Speaking at the annual Fortune Most Powerful Women International Summit today in London the Met Police Commissioner said “there will be an awful lot of work to do to replicate the current systems” in place if a deal cannot be reached between Britain and the EU before the October deadline.
Significant investment would be required to replicate things such as the European Arrest Warrant, for example, which if replaced by extradition would be slower, more expensive and more difficult to carry out.
Cressida said preparations are being undertaken by the Met Police as the uncertainty continues, saying:
“We need to maintain a sense among our citizens, and our visitors, that this a place where people know what they’re doing and they’re getting on with the job; that they’re present, they’re out there supporting and protecting people.”
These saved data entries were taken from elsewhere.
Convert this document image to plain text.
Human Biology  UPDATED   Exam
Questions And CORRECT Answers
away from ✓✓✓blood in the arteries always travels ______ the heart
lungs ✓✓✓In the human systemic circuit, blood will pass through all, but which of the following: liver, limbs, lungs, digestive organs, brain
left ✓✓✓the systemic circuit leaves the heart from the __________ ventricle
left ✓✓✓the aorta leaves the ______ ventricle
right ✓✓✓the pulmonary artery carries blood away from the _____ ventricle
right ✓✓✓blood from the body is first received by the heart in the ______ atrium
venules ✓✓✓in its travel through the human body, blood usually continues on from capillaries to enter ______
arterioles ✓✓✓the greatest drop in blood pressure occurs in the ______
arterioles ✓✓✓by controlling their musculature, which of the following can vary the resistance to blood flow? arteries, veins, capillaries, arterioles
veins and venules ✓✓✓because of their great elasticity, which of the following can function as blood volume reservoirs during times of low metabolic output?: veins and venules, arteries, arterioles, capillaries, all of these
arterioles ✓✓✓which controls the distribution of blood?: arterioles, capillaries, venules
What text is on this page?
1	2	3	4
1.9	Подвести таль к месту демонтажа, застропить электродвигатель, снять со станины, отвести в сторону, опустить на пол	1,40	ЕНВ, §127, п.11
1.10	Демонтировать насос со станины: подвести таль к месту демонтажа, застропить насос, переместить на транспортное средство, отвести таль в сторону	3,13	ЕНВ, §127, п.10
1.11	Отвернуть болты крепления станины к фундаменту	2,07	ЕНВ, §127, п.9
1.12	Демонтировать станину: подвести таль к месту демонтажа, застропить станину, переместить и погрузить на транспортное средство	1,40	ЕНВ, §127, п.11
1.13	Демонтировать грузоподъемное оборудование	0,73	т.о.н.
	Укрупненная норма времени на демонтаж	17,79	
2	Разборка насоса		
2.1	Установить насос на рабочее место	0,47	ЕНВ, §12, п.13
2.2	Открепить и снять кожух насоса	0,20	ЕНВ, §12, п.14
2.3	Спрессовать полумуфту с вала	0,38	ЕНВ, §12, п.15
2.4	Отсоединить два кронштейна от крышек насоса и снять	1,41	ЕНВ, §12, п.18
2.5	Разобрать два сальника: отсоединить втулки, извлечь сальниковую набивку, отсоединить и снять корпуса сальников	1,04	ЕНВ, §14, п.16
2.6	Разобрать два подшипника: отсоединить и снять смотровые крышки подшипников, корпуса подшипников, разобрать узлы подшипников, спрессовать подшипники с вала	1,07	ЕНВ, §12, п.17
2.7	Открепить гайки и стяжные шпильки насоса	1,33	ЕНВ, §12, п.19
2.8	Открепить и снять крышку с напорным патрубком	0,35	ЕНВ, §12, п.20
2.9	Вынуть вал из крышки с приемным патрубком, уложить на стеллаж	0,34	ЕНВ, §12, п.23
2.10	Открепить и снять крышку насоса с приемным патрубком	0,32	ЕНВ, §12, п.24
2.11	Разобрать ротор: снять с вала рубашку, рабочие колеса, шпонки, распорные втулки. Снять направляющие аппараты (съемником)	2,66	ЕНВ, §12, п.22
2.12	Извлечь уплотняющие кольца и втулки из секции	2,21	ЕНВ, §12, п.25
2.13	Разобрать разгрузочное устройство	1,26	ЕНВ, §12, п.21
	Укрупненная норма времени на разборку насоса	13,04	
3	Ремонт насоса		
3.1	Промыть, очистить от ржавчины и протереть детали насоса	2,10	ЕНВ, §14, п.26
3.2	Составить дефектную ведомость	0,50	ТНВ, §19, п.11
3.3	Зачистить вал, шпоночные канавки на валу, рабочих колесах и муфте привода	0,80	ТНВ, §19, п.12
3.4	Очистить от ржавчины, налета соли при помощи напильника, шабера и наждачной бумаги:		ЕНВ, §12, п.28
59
“We are working very closely with the Government and our colleagues in other European States to make sure whatever the framework afterwards; we can make the most of it.”
The Met Commissioner also discussed President Trump’s visit to London today, warning protestors that the Met Police was ready to act:
“We take our role really seriously – on the one hand to keep everyone safe; the visiting head of state, and their entourage, and everyone connected with it, of course our own Royal Family. On the other hand, in a liberal democracy like ours, [we have to] to ensure that if people wish to protest lawfully they can do so without crime and do so safely.
We always put an enormous amount of preparation into every head of state visit and we work really closely with our counterparts from the United States.”
She refuted claims that more than 10,000 police officers have been called in to protect Trump during the visit to the UK, saying: “That’s completely wrong. That’s miles above what we will be having. And this particular visit in terms of the number of protests and the complexity of the protests – at least as they have been made known to us – is very much less than last year’s. So I think that the stretch on us… is less than last time the President of the United States visited us.”
The Commissioner also talked about the necessity of technology – such as live facial recognition – being utilised to keep the capital safe:
“London is a very safe city, and we need to keep it a very safe city into the future… As we go forward, we need to make the best use of modern technology, but obviously in a way that is acceptable to the wider public. Because we have to balance individual peoples’ security with individual peoples’ feelings about their privacy. And in the data age, that is quite a complicated conversation, but it needs to be had.
“I actually believe that live facial recognition technology, properly overseen, properly thought about, properly circumscribed, is something that our public would probably expect us to be doing.”
She claimed that CCTV is much loved by the public and that “hostile states are adopting technologies very fast… but what there isn’t enough of is public discourse about what is acceptable and what isn’t. It needs to be a political decision, informed by what the public want, not a decision made by a ‘securocrat’… The balance needs to be talked about and there needs to be some leadership around the issue.”